EDITORIAL: A Baffling Development

The so-called panthic committee has held another so-called sarbat khalsa at the Akal Takht in the Golden Temple complex in Amritsar. This statement does not add up to much. But that is about all that can be said on the subject. The rest is all vague and uncertain. The committee itself is a shadowy body. Its members are listed. But who do they represent and what do they do? The “committee” shot into prominence on April 29 when it proclaimed the establishment of the so-called Khalistan with the Golden Temple as its headquarters. It then disappeared to “re­appear” on the Diwali day (November 1) when it “con­vened” the “sarbat khalsa.” The gathering, despite its small size, can be said to represent a celebration of the pre-Diwali spurt in the killings by the terrorists and a demonstration by the Khalistanis that they can, the presence of the security forces around the Golden Temple notwithstand­ing, organise a meeting in the shrine. But a link, if any, between the killers and the “panthic committee” has yet to be established. Indeed, it is possible that the committee is a figment which someone is conjuring up to cover up some other agency which is in fact responsible for the killings. It is equally plausible that the agency which has thus celebrated the assassinations with the victory gather­ing at the Akal Takht is different from the one which has organised the killings.

In the wake of the Khalistan declaration on April 29, reports appeared in some newspapers to the effect that the “panthic committee” had acted in this manner because it had been warned that Pakistan would continue to deny support to the extremists and the terrorists till they produced evidence of their earnestness. These reports were wholly incredible. If the Pakistan government is involved in our Punjab, as appears to be the case, the relevant decisions must be taken by reasonably competent in­dividuals at a fairly high level. Such individuals cannot believe that a Khalistan declaration has any practical importance in what is bound to be a prolonged war of attrition by the terrorists on the Indian state. And no other credible explanation was then available for the action of the “panthic committee.”

Even in retrospect it is not possible to offer a truly satisfactory explanation for the Khalistan declaration on April 29. Insurrectionist movements do not indulge in this kind of bravado. But if the Khalistan declaration was intended to compel the authorities to send the security forces into the Golden Temple, the “sarbat khalsa” too could have the same objective. In the first case, the authorities made a mistake inasmuch as they sent in heavily armed commandos when, unlike at the time of the “Bluestar Operation,” there was no evidence of accumula­tion of arms in the Golden Temple and whether on his own or at the Centre’s insistence, the Punjab chief minister, Mr. Surjit Singh Barnala, ordered the security forces to go in without the prior approval of his cabinet. Mercifully the authorities have acted with greater discretion this time. No useful purpose would have been served by police entry into the complex; for this time, as last time, the key figures would in all probability have escaped. Indeed, they were not present in the first instance.

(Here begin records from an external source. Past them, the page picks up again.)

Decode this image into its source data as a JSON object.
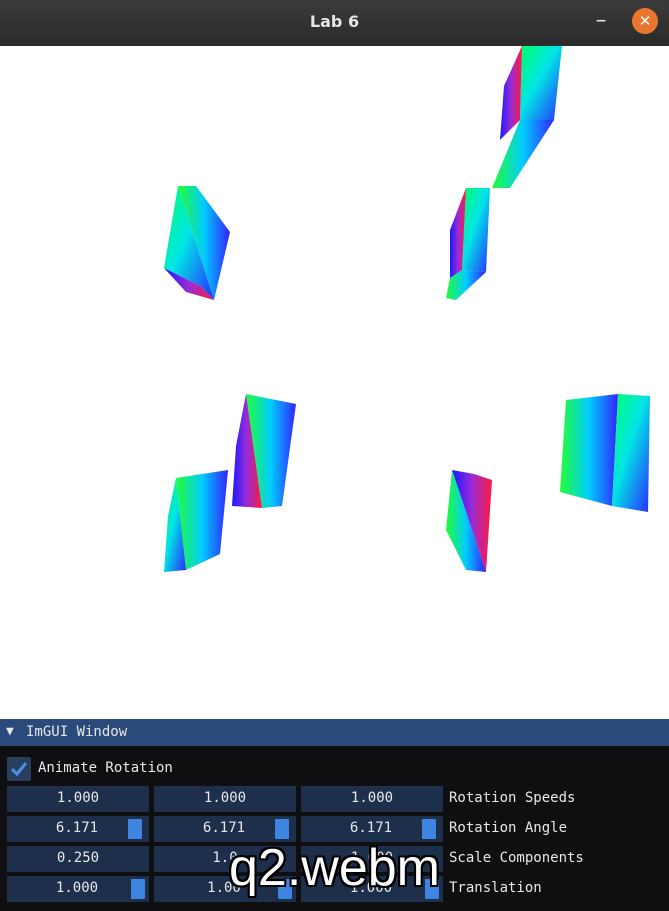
{
  "window": {
    "title": "Lab 6",
    "minimize_glyph": "–",
    "close_glyph": "✕"
  },
  "imgui": {
    "header": {
      "title": "ImGUI Window",
      "arrow_icon": "triangle-down-icon"
    },
    "animate_rotation": {
      "label": "Animate Rotation",
      "checked": true
    },
    "rows": [
      {
        "label": "Rotation Speeds",
        "values": [
          "1.000",
          "1.000",
          "1.000"
        ],
        "slider": false
      },
      {
        "label": "Rotation Angle",
        "values": [
          "6.171",
          "6.171",
          "6.171"
        ],
        "slider": true
      },
      {
        "label": "Scale Components",
        "values": [
          "0.250",
          "1.0",
          "1.000"
        ],
        "slider": false
      },
      {
        "label": "Translation",
        "values": [
          "1.000",
          "1.00",
          "1.000"
        ],
        "slider": true
      }
    ]
  },
  "video_overlay": {
    "text": "q2.webm"
  },
  "colors": {
    "accent": "#3d85e0",
    "header": "#294a7a",
    "field": "#1d2f4b",
    "close": "#e9752f"
  }
}
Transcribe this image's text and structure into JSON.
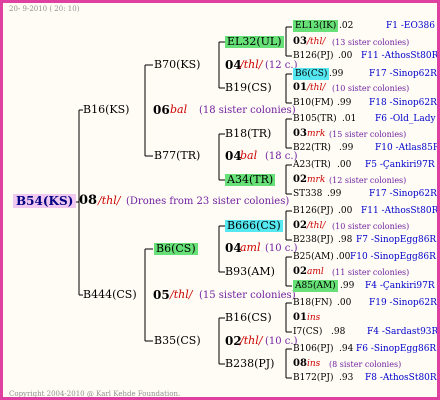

Just as the Khalistan declaration could not have been aimed at splitting the Akali Dal, the latest “sarbat khalsa” is unlikely to have been intended to end moves to dump Mr. Barnala. But the former did lead to a split in the Akali Dal and the latter may well buy Mr. Barnala time. He has certainly seized the opportunity to rally his ministerial colleagues behind him in a strong denunciation of the “pro-Khalistan” activists. It is not possible to say whether or not the president of the Shiromani Gurdwara Prabandhak Committee has denounced the organizers of the “sarbat khalsa” as foreign agents on Mr. Barnala’s behalf. But Mr. Kabul Singh’s statement does not, on the face it, fit into the former SGPC chief’s politics as we know it. Mr. Tohra has at best been ambivalent in his attitude towards the extremists and the terrorists; in reality he has given them encouragement and he has been wanting to get rid of Mr. Barnala in the service of the same cause. The situation in Punjab is rather baffling. The recent developments there need to be investigated and analysed with care. Certainly the temptation to rush to conclusions must be resisted.